It’s hardly the most appetising vegetable side dish.
But tucking into a clump of seaweed at dinner time could help stave off heart attacks, say researchers.
They have discovered key ingredients in the plant that help lower blood pressure, similar to commonly prescribed drugs.
According to a major study, seaweed is a rich source of proteins known as bioactive peptides – which are also found in milk.
These chemicals have a similar effect to ACE inhibitor drugs, which are widely prescribed to help lower blood pressure and prevent heart attacks and strokes.
Seaweed is rarely eaten in Britain but has been a staple of the Japanese diet for centuries.
Popular varieties include Wakame, used in miso soup, Kombu, and Nori, which is dried and used to wrap sushi.
One of the few types eaten by Britons is the red seaweed called laver, which is used to make laver bread.
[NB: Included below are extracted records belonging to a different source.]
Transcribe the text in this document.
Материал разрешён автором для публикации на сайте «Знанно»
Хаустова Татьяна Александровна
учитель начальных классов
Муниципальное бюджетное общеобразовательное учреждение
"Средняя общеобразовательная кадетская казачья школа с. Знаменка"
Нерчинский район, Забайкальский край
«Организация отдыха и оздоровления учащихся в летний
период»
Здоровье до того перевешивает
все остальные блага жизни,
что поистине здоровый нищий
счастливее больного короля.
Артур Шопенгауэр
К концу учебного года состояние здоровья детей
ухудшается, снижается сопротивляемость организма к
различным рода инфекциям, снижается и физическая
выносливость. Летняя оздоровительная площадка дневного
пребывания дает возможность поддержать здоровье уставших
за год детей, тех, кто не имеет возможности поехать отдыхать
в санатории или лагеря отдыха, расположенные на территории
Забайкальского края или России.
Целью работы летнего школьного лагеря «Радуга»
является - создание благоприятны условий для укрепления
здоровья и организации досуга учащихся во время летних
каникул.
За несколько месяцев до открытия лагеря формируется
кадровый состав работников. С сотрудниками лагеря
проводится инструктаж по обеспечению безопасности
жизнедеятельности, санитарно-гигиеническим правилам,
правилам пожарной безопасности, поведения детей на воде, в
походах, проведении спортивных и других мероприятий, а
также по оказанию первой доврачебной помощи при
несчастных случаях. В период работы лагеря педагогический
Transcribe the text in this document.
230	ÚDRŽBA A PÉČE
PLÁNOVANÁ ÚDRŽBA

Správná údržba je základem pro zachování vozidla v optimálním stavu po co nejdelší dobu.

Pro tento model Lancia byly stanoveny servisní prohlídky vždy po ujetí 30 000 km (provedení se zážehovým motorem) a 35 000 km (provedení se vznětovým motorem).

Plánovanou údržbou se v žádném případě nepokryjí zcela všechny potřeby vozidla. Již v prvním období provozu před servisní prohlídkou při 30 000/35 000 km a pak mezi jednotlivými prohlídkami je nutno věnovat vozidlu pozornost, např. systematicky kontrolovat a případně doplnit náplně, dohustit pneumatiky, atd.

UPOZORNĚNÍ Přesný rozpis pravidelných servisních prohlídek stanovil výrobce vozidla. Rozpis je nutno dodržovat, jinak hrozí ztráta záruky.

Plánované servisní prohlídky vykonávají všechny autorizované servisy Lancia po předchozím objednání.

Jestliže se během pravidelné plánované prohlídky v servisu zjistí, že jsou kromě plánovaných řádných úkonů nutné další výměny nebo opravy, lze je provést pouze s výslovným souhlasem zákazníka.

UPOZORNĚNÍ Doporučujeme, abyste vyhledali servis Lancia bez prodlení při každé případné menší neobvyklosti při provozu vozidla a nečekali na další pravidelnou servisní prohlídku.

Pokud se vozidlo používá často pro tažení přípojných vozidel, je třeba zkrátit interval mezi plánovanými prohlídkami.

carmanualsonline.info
But experts insist many of the clumps found on our beaches are, in fact, edible.
Dr Maria Hayes, of the Teagasc Food Research Centre in Dublin, said seaweed – known as macroalgae – was an ‘untapped source’ of these healthy ingredients.
The research, published in the American Chemical Society’s Journal of Agricultural and Food Chemistry, looked at evidence from 100 other studies.
It called for more effort to exploit the bioactive compounds and ‘their potential for use and delivery to consumers in food products’.
The report stated: ‘The variety of macroalga species and the environments in which they are found and their ease of cultivation make macroalgae a relatively untapped source of new bioactive compounds, and more efforts are needed to fully exploit their potential for use and delivery to consumers in food products.’
Seaweed is very low in calories and some scientists claim it helps weight loss by preventing the absorption of fat.
Japanese researchers recently found that rats fed a certain type of seaweed lost 10 per cent of their weight.